Zegar molekularny kluczem do wyjaśnienia
W celu dokładniejszego zbadania genomów żarłaczy białych naukowcy posłużyli się tzw. zegarem molekularnym. Chodzi o metodę badawczą, która pozwala oszacować kolejność i czas oddzielania się, w historycznym czasie, różnych linii ewolucyjnych organizmów. Te procesy w ewolucji genetycznej monitoruje się na podstawie liczby mutacji w genomie. Czyli nagłych, skokowych zmian nośnika informacji genetycznej i dziedziczności.
– Umieszczenie znacznika czasu przy takim podziale populacji jest zawsze trudne. […] Tym, co wzmacnia naszą hipotezę, jest fakt, że przyjrzeliśmy się całemu genomowi — powiedział prof. Galice Hoarau z Uniwersytetu Nord.
Odkrycie trzech odrębnych linii ewolucyjnych nie wróży nic dobrego dla ewolucji gatunku żarłaczy
Dzięki badaniom genetycznym naukowcy odkryli, że trzy odkryte populacje żarłacza białego bardzo rzadko z sobą się krzyżują. Wśród zbadanych rekinów wyjątek stanowił tylko jeden osobnik. Taki, w którym odkryto mieszankę genów indo-pacyficznych i północnopacyficznych.
– Jako drapieżniki szczytowe rekiny odgrywają niezwykle ważną rolę w ekosystemach morskich. Zajmują dużo miejsca w naszej wyobraźni, ale jeśli chodzi o badania, wciąż wiele brakuje. Zwłaszcza jeśli chodzi o genetykę – powiedział prof. Hoarau.
W każdym razie żmudne i drobiazgowe badania genetyczne 89 żarłaczy białych we wszystkich oceanach świata daje mały cień nadziei na ich lepsze jutro. Odkrywając odrębne populacje tych ryb, naukowcy mają nadzieję, że uda się je ochronić.

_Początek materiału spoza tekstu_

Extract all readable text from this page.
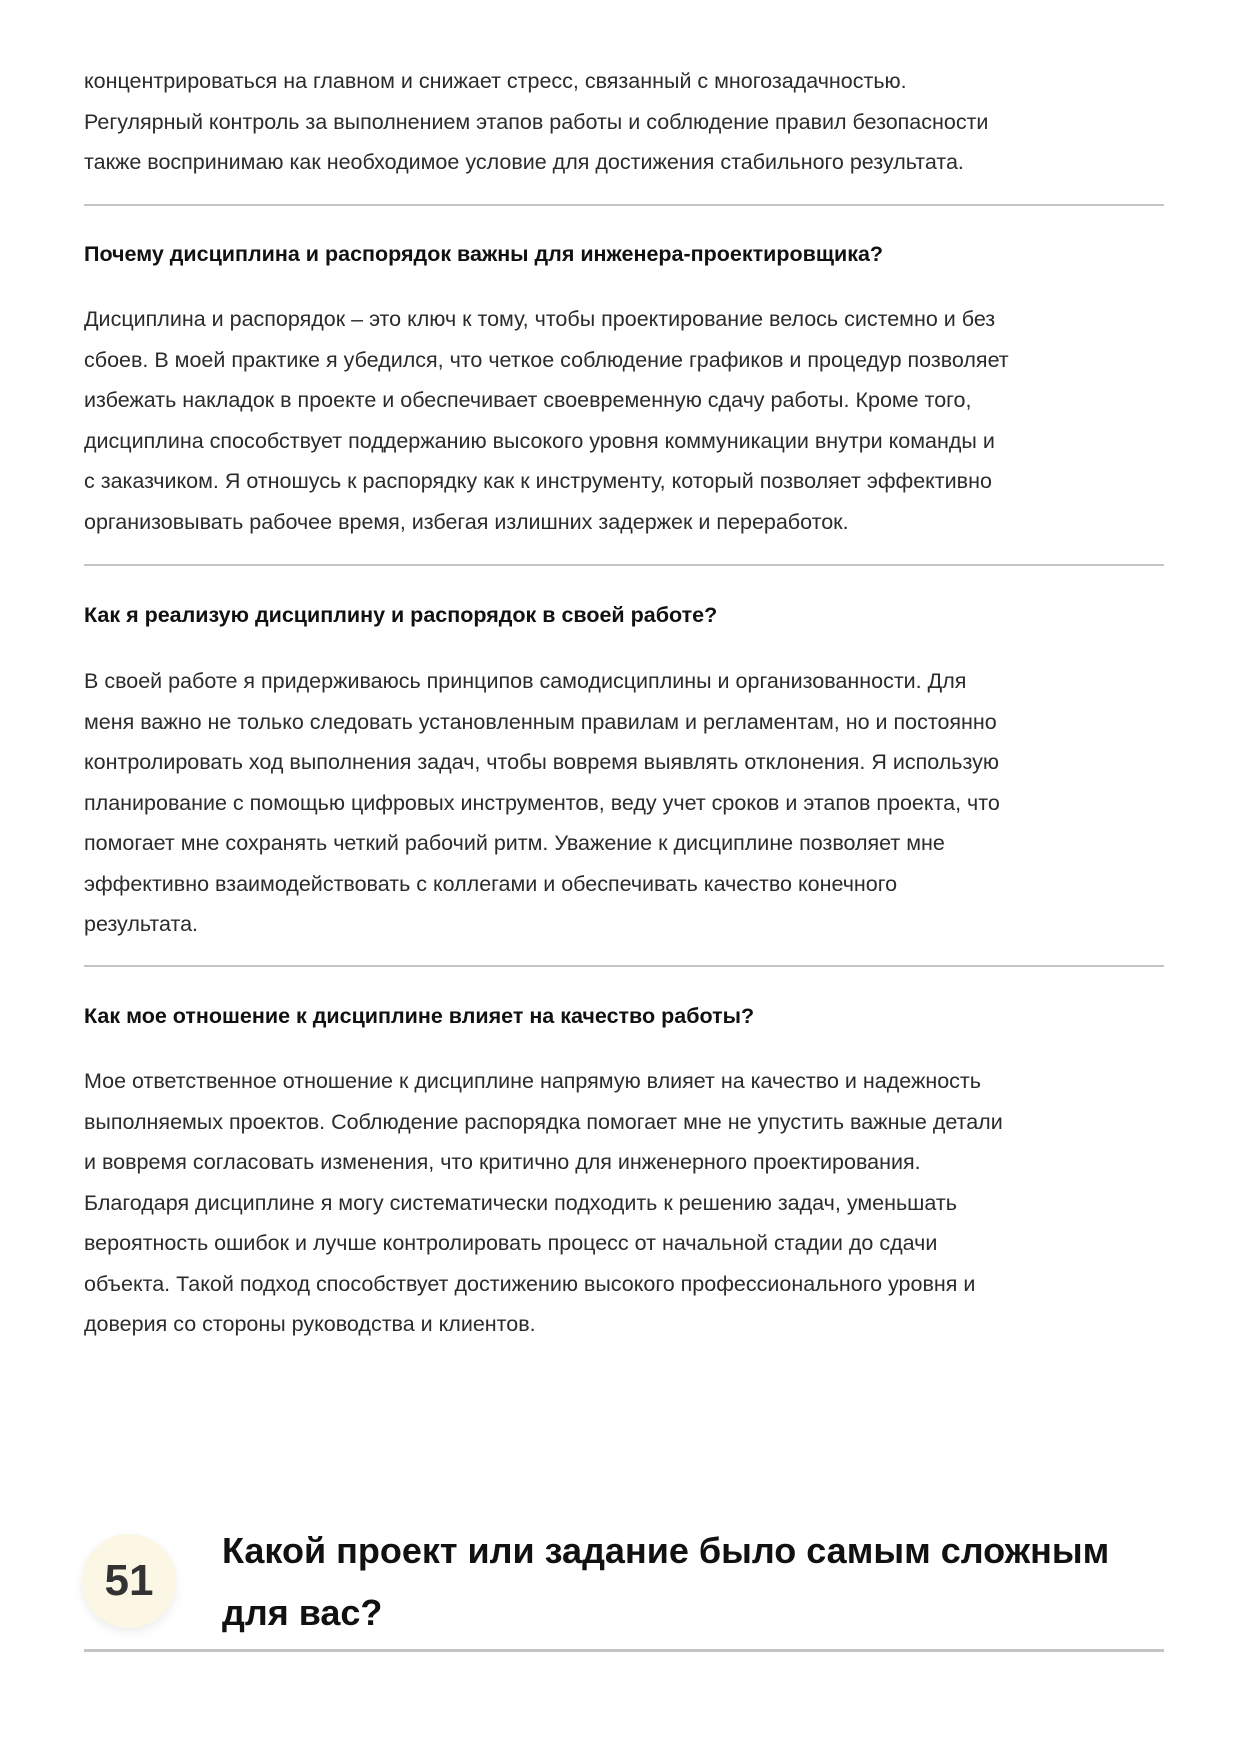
концентрироваться на главном и снижает стресс, связанный с многозадачностью.
Регулярный контроль за выполнением этапов работы и соблюдение правил безопасности
также воспринимаю как необходимое условие для достижения стабильного результата.
Почему дисциплина и распорядок важны для инженера-проектировщика?
Дисциплина и распорядок – это ключ к тому, чтобы проектирование велось системно и без
сбоев. В моей практике я убедился, что четкое соблюдение графиков и процедур позволяет
избежать накладок в проекте и обеспечивает своевременную сдачу работы. Кроме того,
дисциплина способствует поддержанию высокого уровня коммуникации внутри команды и
с заказчиком. Я отношусь к распорядку как к инструменту, который позволяет эффективно
организовывать рабочее время, избегая излишних задержек и переработок.
Как я реализую дисциплину и распорядок в своей работе?
В своей работе я придерживаюсь принципов самодисциплины и организованности. Для
меня важно не только следовать установленным правилам и регламентам, но и постоянно
контролировать ход выполнения задач, чтобы вовремя выявлять отклонения. Я использую
планирование с помощью цифровых инструментов, веду учет сроков и этапов проекта, что
помогает мне сохранять четкий рабочий ритм. Уважение к дисциплине позволяет мне
эффективно взаимодействовать с коллегами и обеспечивать качество конечного
результата.
Как мое отношение к дисциплине влияет на качество работы?
Мое ответственное отношение к дисциплине напрямую влияет на качество и надежность
выполняемых проектов. Соблюдение распорядка помогает мне не упустить важные детали
и вовремя согласовать изменения, что критично для инженерного проектирования.
Благодаря дисциплине я могу систематически подходить к решению задач, уменьшать
вероятность ошибок и лучше контролировать процесс от начальной стадии до сдачи
объекта. Такой подход способствует достижению высокого профессионального уровня и
доверия со стороны руководства и клиентов.
51
Какой проект или задание было самым сложным
для вас?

– Dzięki nowym narzędziom i współpracy z badaczami rekinów z całego świata udało nam się stworzyć pierwszy, prawdziwie globalny obraz łączności w populacjach rekinów żarłaczy białych – stwierdził prof. Leslie Noble, kierownik grupą badawczej, specjalizujący się w opracowaniu nowych markerów genetycznych.
Jako drapieżniki żarłacze białe stanowią niewielkie zagrożenie dla człowieka. Częściej są ofiarami ludzi i orek. Sama sytuacja żarłaczy białych na świecie nie jest bezpieczna. Ludzie obsesyjnie je zwalczają do dzisiaj. Robią to ze strachu, dla jedzenia, dla trofeów szczękowych. Giną też, gdy przypadkiem wpadają w sieci podczas połowów.
Co ciekawe, poza ludźmi głównym ich wrogiem są dorosłe orki. Na przykład niedaleko Kapsztadu w Republice Południowej Afryki i u wybrzeży Kalifornii naukowcy zaobserwowali, że tamtejsze lokalne populacje żarłaczy białych załamały się z powodu częstych ataków orek.